The conditions which determine the existence and position of cavitation in the narrow passages of hydrodynamically lubricated bearings have been assumed to be the same as those which produce cavitation bubbles, namely a lowering of pressure below that at which gas separates out of fluid. This assumption enables certain predictions to be made which in some cases are verified, but it does not provide a physical description of the interface between oil and air. Theoretical analysis of the situation seems to be beyond our present capacity, and in none of the experiments so far published has it been possible to measure both the most important relevant data, namely the minimum clearance and the oil flow through it.
A method is described here which enables this to be done. It turns out that two physically different kinds of cavitation can occur. One of these is well described by the existing theory and assumption. Surface tension plays no part in it, and in most text books on hydrodynamic lubrication is not even mentioned. The other kind, which is akin to hydrodynamic separation rather than bubble cavitation, depends essentially on surface tension. Both kinds appear clearly in published photographs taken through transparent bearings, but the experimenters do not seem to have distinguished between them.

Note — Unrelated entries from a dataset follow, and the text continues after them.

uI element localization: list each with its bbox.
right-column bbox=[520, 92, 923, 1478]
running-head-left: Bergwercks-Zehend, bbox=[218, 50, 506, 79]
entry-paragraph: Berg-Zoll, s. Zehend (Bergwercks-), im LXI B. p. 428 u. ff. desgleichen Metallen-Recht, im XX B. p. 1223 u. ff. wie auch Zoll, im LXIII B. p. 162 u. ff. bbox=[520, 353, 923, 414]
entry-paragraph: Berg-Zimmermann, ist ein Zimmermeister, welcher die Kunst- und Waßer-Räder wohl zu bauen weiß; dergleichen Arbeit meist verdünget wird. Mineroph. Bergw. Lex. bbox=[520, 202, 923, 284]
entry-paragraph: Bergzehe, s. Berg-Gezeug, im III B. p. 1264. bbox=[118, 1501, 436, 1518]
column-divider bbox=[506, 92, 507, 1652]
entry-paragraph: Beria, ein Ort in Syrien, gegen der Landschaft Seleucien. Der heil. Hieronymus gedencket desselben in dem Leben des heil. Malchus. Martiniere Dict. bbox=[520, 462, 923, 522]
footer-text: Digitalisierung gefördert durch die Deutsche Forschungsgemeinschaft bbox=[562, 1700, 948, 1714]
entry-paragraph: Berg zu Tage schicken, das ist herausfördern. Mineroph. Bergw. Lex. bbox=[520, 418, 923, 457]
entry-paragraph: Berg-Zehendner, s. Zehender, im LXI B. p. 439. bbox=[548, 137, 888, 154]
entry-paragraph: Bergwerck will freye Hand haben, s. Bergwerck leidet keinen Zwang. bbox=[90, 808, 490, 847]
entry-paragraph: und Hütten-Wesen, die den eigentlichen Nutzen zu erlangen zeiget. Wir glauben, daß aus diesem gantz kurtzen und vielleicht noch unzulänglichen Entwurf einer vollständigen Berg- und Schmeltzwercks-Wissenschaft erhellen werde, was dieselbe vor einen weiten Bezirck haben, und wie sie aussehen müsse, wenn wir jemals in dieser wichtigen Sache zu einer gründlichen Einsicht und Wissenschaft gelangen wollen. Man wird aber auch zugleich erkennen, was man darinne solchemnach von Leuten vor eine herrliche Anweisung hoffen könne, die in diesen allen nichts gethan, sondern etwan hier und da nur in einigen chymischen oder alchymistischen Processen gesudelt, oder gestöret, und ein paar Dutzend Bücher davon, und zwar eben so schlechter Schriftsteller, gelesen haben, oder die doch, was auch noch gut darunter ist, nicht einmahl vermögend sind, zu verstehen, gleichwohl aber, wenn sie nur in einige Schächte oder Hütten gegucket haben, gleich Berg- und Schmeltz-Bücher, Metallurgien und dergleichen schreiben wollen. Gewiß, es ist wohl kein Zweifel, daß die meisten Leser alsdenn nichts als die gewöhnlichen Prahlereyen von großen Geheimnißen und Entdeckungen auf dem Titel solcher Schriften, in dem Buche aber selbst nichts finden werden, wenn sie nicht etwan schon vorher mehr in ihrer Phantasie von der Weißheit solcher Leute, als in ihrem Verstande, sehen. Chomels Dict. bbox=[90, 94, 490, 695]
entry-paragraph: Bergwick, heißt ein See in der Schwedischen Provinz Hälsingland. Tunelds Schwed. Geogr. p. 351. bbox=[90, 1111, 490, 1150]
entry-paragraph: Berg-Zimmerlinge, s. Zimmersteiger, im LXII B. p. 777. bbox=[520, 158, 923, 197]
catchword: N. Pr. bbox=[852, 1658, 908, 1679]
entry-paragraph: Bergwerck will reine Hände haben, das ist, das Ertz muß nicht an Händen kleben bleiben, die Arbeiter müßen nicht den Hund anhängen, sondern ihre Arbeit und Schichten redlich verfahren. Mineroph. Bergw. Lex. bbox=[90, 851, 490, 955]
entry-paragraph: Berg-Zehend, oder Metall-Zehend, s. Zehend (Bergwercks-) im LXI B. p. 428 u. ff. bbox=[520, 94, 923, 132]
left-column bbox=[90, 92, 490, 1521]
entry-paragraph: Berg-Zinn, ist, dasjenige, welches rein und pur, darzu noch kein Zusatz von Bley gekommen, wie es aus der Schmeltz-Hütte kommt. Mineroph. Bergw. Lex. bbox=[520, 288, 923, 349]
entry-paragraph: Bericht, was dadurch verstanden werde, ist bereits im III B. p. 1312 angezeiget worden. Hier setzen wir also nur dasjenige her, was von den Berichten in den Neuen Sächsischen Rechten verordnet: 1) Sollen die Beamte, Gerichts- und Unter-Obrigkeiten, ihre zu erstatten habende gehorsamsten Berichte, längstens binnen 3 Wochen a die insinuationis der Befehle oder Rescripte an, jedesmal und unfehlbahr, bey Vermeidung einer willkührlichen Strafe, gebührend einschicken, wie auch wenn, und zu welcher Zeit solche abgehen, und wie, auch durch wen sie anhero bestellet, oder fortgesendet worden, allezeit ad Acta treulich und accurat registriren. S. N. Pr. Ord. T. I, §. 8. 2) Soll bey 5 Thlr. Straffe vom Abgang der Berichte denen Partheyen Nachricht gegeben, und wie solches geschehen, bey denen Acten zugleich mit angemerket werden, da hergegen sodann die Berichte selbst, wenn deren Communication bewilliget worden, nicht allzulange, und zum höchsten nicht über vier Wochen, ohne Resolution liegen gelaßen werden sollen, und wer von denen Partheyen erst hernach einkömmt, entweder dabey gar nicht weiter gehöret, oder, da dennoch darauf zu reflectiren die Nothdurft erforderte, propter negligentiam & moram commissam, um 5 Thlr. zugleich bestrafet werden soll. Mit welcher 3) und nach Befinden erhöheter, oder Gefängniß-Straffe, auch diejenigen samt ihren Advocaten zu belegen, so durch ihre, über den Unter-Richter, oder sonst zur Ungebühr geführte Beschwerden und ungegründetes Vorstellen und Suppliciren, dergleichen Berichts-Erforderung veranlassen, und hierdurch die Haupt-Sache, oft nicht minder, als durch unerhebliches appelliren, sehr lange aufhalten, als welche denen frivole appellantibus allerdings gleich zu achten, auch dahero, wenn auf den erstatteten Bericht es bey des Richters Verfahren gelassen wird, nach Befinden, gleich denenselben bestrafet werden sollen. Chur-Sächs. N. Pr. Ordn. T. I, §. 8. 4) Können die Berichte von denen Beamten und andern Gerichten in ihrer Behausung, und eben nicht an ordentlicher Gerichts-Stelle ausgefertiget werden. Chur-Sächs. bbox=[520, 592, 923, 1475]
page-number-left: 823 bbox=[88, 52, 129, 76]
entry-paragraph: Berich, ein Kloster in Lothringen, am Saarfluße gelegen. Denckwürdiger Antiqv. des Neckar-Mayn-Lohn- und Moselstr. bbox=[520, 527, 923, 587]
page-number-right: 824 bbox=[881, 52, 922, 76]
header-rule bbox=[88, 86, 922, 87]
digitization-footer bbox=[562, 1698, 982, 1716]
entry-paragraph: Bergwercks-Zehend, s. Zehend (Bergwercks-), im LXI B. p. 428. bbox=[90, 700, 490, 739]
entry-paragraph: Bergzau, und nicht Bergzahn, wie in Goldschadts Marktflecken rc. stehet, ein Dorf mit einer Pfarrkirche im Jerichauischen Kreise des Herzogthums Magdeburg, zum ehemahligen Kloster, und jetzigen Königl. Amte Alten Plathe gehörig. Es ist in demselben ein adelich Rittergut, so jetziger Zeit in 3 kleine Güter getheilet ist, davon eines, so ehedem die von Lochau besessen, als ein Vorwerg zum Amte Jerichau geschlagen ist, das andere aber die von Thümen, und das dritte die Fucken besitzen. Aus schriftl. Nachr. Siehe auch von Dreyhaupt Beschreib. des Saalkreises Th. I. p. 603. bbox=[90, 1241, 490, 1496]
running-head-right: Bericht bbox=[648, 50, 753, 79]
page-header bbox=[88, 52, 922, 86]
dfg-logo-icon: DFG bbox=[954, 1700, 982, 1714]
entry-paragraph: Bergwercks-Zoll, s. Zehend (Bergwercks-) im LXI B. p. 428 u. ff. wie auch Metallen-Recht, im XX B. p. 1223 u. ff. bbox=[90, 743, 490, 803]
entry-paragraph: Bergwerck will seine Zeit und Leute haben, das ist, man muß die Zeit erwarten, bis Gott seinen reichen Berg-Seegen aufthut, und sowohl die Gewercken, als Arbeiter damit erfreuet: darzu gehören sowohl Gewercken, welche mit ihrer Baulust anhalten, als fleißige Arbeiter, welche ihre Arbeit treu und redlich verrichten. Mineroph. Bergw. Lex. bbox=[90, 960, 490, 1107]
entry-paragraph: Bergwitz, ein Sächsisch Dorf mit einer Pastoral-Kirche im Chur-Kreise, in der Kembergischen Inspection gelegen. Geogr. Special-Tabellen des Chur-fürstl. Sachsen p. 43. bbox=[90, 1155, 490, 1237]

The reason why surface tension, which is only able to supply stresses that are exceedingly small compared with the pressure variation in the fluid itself, may have a large effect on the flow can be understood by considering the flow of a viscous fluid in a tube when blown out by air pressure applied at one end. For any given length of fluid the rate of outflow depends almost entirely on the pressure applied, the surface tension force being negligible; but the amount of fluid left in the tube after the air column has reached the end depends essentially on surface tension.